Iced Coffee – cold coffee is extremely popular in Japan. You can get in on the action too with Key Coffee Premium Stage Cold Brew Coffee Bags, made from a blend of arabica beans which have a clean taste and rich aroma, ideal characteristics for cold brewed coffee.
Matcha Latte – traditionally matcha lattes are quite difficult to make at home, requiring a lot of time to prepare, but this Instant Matcha Latte powder from Muji is an easy way to enjoy this popular Japanese drink on the go, by simply adding hot or cold water. This instant powder mix contains premium Japanese matcha from Uji in Kyoto prefecture.
Royal Milk Tea – this sweet tasting beverage can be served as a hot or cold drink. Nittoh Kocha Instant Royal Milk Tea Powder is made with Japanese black tea leaves and Hokkaido milk to create in a rich, smooth-tasting drink.
Step Three: Set the Scene
Now that you have decided the location, timings, and planned your menu, it’s time for the final details.

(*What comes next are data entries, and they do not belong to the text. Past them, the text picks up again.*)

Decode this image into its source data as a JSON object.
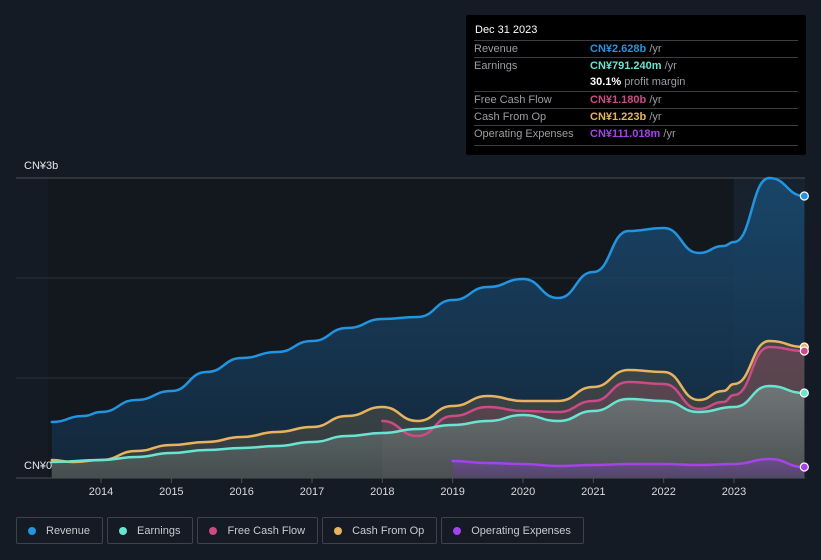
{
  "tooltip": {
    "date": "Dec 31 2023",
    "rows": [
      {
        "label": "Revenue",
        "value": "CN¥2.628b",
        "unit": " /yr",
        "color": "#2394df"
      },
      {
        "label": "Earnings",
        "value": "CN¥791.240m",
        "unit": " /yr",
        "color": "#6ae4d2"
      },
      {
        "label": "",
        "value": "30.1%",
        "unit": " profit margin",
        "color": "#ffffff"
      },
      {
        "label": "Free Cash Flow",
        "value": "CN¥1.180b",
        "unit": " /yr",
        "color": "#cc4b86"
      },
      {
        "label": "Cash From Op",
        "value": "CN¥1.223b",
        "unit": " /yr",
        "color": "#e8b35f"
      },
      {
        "label": "Operating Expenses",
        "value": "CN¥111.018m",
        "unit": " /yr",
        "color": "#a443e8"
      }
    ]
  },
  "legend": [
    {
      "label": "Revenue",
      "color": "#2394df"
    },
    {
      "label": "Earnings",
      "color": "#6ae4d2"
    },
    {
      "label": "Free Cash Flow",
      "color": "#cc4b86"
    },
    {
      "label": "Cash From Op",
      "color": "#e8b35f"
    },
    {
      "label": "Operating Expenses",
      "color": "#a443e8"
    }
  ],
  "chart_data": {
    "type": "area",
    "title": "",
    "xlabel": "",
    "ylabel": "",
    "y_unit": "CN¥ billions",
    "ylim": [
      0,
      3
    ],
    "ytick_labels": [
      "CN¥0",
      "CN¥3b"
    ],
    "xlim": [
      2013.3,
      2024.0
    ],
    "xtick_labels": [
      "2014",
      "2015",
      "2016",
      "2017",
      "2018",
      "2019",
      "2020",
      "2021",
      "2022",
      "2023"
    ],
    "highlight_from": 2023.0,
    "series": [
      {
        "name": "Revenue",
        "color": "#2394df",
        "x": [
          2013.3,
          2013.75,
          2014.0,
          2014.5,
          2015.0,
          2015.5,
          2016.0,
          2016.5,
          2017.0,
          2017.5,
          2018.0,
          2018.5,
          2019.0,
          2019.5,
          2020.0,
          2020.5,
          2021.0,
          2021.5,
          2022.0,
          2022.5,
          2022.85,
          2023.0,
          2023.5,
          2024.0
        ],
        "y": [
          0.56,
          0.62,
          0.66,
          0.78,
          0.87,
          1.06,
          1.2,
          1.26,
          1.37,
          1.5,
          1.59,
          1.61,
          1.78,
          1.91,
          1.99,
          1.8,
          2.06,
          2.47,
          2.5,
          2.25,
          2.32,
          2.36,
          3.0,
          2.82
        ]
      },
      {
        "name": "Earnings",
        "color": "#6ae4d2",
        "x": [
          2013.3,
          2014.0,
          2014.5,
          2015.0,
          2015.5,
          2016.0,
          2016.5,
          2017.0,
          2017.5,
          2018.0,
          2018.5,
          2019.0,
          2019.5,
          2020.0,
          2020.5,
          2021.0,
          2021.5,
          2022.0,
          2022.5,
          2023.0,
          2023.5,
          2024.0
        ],
        "y": [
          0.16,
          0.18,
          0.21,
          0.25,
          0.28,
          0.3,
          0.32,
          0.36,
          0.42,
          0.45,
          0.49,
          0.53,
          0.57,
          0.63,
          0.57,
          0.67,
          0.79,
          0.77,
          0.66,
          0.71,
          0.92,
          0.85
        ]
      },
      {
        "name": "Free Cash Flow",
        "color": "#cc4b86",
        "x": [
          2018.0,
          2018.5,
          2019.0,
          2019.5,
          2020.0,
          2020.5,
          2021.0,
          2021.5,
          2022.0,
          2022.5,
          2022.85,
          2023.0,
          2023.5,
          2024.0
        ],
        "y": [
          0.57,
          0.42,
          0.62,
          0.71,
          0.67,
          0.66,
          0.77,
          0.96,
          0.94,
          0.69,
          0.76,
          0.83,
          1.31,
          1.27
        ]
      },
      {
        "name": "Cash From Op",
        "color": "#e8b35f",
        "x": [
          2013.3,
          2013.6,
          2014.0,
          2014.5,
          2015.0,
          2015.5,
          2016.0,
          2016.5,
          2017.0,
          2017.5,
          2018.0,
          2018.5,
          2019.0,
          2019.5,
          2020.0,
          2020.5,
          2021.0,
          2021.5,
          2022.0,
          2022.5,
          2022.85,
          2023.0,
          2023.5,
          2024.0
        ],
        "y": [
          0.18,
          0.16,
          0.18,
          0.27,
          0.33,
          0.36,
          0.41,
          0.46,
          0.51,
          0.62,
          0.71,
          0.57,
          0.72,
          0.82,
          0.77,
          0.77,
          0.91,
          1.08,
          1.06,
          0.78,
          0.87,
          0.94,
          1.37,
          1.31
        ]
      },
      {
        "name": "Operating Expenses",
        "color": "#a443e8",
        "x": [
          2019.0,
          2019.5,
          2020.0,
          2020.5,
          2021.0,
          2021.5,
          2022.0,
          2022.5,
          2023.0,
          2023.5,
          2024.0
        ],
        "y": [
          0.17,
          0.15,
          0.14,
          0.12,
          0.13,
          0.14,
          0.14,
          0.13,
          0.14,
          0.19,
          0.11
        ]
      }
    ]
  }
}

Essential items you’ll need include something to sit on like a ground sheet or picnic blanket, as well as serve ware like disposable chopsticks, plates, and napkins.
You also need to consider how you will keep your guests entertained. For example, do you want to organize any games or activities? Or perhaps you can make a special hanami playlist on Spotify and bring a small Bluetooth speaker with you for some background music.
Finally, if the event is likely to continue into the evening do you want to bring any lighting with you like small LED candles or solar lights? If the temperature is likely to drop you could also provide warm blankets for people to use and pocket hand warmers.
As for the clean-up, please do remember to bring garbage bags with you and dispose of any rubbish and recycling according to the local rules.